“Missionaries in San Francisco or Spreading the Gospel in 14 Languages,” New Era, Mar. 1982, 21
Missionaries in San Francisco or Spreading the Gospel in 14 Languages
San Francisco—the musical sound of the name alone strikes a romantic chord in most people. And no wonder, for even if you haven’t been there to gain a first-person love for the city, chances are you’ve been convinced of its charm just the same by poets and songwriters who unabashedly immortalize this place as the city of favorite cities.
Unique in many ways, San Francisco’s character is molded by its unusual location, its hilly topography, its mild climate, and the wonderful mixture of peoples and cultures that exists here. Surrounded by water on three sides this peninsula city’s climate is tempered year round by the ocean. Since it never gets too hot or too cold, the travel brochures describe the resulting effect as “perpetual spring.” However, the summer coolness isn’t universally admired. After a visit here Mark Twain once remarked, “The coldest winter I ever spent was a summer in San Francisco.”
Buena Vista Heights, Forest Hill, Twin Peaks, Nob Hill, Mount Sutro—San Francisco is a city of hills. But without hills the cable cars wouldn’t work, and without cable cars, what would San Francisco be?
The shortage of flat space has dictated a different kind of building approach. In San Francisco its up, not out. Even the homes seem stacked on the hillsides, stair fashion. And most have two or more stories.

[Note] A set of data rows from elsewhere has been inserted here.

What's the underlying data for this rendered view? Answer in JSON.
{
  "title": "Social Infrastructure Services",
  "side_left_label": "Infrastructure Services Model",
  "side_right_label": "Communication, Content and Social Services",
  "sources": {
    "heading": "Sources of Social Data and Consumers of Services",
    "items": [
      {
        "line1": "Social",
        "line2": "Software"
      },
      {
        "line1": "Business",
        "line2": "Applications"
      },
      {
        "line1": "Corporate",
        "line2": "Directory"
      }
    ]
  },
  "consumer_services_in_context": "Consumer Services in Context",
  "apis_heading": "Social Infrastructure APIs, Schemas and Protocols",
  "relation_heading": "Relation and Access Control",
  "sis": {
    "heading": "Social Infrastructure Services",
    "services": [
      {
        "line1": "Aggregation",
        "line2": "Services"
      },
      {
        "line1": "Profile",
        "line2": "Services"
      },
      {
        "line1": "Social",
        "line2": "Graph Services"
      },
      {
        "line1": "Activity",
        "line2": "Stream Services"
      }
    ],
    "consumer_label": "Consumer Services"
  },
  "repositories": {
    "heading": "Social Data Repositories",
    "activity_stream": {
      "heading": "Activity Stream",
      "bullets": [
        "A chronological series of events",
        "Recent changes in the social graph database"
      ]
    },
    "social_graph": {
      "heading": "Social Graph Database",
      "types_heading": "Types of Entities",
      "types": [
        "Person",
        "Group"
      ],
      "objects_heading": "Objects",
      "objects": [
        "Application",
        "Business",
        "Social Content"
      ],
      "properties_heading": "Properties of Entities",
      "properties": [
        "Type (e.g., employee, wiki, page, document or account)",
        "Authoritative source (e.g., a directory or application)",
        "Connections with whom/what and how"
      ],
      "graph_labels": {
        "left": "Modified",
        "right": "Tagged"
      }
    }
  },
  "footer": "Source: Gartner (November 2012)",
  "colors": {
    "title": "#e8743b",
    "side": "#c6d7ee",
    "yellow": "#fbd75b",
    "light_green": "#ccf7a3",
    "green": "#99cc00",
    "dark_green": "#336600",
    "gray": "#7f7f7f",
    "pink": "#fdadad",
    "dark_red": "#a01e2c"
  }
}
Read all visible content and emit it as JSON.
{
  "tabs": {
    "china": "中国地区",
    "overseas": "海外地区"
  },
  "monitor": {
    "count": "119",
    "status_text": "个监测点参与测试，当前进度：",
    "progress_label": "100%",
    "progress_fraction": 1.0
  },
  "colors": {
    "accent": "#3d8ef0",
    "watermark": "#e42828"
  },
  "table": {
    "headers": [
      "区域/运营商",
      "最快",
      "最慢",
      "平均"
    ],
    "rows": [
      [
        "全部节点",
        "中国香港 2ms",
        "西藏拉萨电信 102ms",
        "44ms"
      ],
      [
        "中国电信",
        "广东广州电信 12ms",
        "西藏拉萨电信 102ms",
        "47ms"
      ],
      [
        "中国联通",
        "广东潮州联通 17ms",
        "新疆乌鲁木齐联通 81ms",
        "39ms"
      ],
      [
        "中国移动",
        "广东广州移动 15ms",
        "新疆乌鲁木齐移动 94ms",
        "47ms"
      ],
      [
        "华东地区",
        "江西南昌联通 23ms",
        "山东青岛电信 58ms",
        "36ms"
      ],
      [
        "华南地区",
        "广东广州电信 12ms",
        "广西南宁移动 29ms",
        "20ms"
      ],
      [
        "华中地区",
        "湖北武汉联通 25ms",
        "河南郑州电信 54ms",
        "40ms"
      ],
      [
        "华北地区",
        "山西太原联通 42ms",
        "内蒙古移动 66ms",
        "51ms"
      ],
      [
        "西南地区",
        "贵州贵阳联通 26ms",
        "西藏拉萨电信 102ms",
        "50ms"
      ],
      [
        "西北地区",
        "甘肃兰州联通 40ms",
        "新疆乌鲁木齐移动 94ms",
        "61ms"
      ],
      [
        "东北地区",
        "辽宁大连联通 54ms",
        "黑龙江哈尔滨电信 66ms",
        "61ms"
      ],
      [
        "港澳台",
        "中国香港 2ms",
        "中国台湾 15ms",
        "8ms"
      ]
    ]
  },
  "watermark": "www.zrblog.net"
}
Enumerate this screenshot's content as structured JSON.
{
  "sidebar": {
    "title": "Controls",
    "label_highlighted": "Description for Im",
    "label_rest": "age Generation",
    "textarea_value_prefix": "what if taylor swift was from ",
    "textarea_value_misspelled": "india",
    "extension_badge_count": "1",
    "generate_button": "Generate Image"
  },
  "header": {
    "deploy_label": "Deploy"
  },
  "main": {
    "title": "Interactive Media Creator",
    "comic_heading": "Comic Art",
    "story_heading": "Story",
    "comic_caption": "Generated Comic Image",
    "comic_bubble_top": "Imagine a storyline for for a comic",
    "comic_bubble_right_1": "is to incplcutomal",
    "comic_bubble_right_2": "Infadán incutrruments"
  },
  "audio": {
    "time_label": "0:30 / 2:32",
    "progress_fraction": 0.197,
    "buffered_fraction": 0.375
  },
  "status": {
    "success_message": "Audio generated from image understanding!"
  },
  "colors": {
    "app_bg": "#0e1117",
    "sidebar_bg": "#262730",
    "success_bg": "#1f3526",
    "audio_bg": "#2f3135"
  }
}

San Francisco has seemed determined to be an international city from its very beginning. Flags of England, Spain, Mexico, Russia, the Republic of California, and the United States had all flown over the area by 1850. And from the 1849 gold rush period to the present, San Francisco has continued to attract many different cultures.
Perhaps the most famous ethnic communities include the North Beach area of Little Italy, Chinatown (which houses the largest Oriental community outside Asia), and Japan Town. However, there are hundreds of smaller residential and commercial pockets where specific nationalities feel at home.
There residents speak their native languages with their countrymen, they buy their own cuisine, observe their own local festivals and celebrations, and many even read the daily news of their former homelands in locally published foreign language newspapers. Since some half of the city’s population is composed of minority groups, teaching the gospel in San Francisco often requires special understanding of other cultures as well as foreign language skills.
Missionary work in San Francisco is unique to this area. Many contacts are first made on buses, street cars, and trolleys. Then elders fluent in the language of the investigators are invited to teach families in their homes. Currently there are 200 missionaries in the California San Jose Mission, and many of these elders serve in the San Francisco area. They have come from Canada, from Samoa, from Tonga, from Great Britain, from Taiwan, from New Zealand, from the Philippines, and from the United States. The gospel is being taught to hundreds of families in their native tongues, including English, Cantonese, Mandarin, Thai, Samoan, Italian, Tagalog, Spanish, Russian, Tongan, German, Vietnamese, Hebrew, and Indonesian.
Several of the missionaries mastered foreign language skills in other missions before they were transferred to the San Jose Mission and many teach in their native tongues. This influx of missionaries from other places adds a special dimension to the normal excitement and joy experienced in teaching the gospel in most mission fields. Missionaries and members alike seem to be shaped by the wide variety and character of this mix of cultures in San Francisco.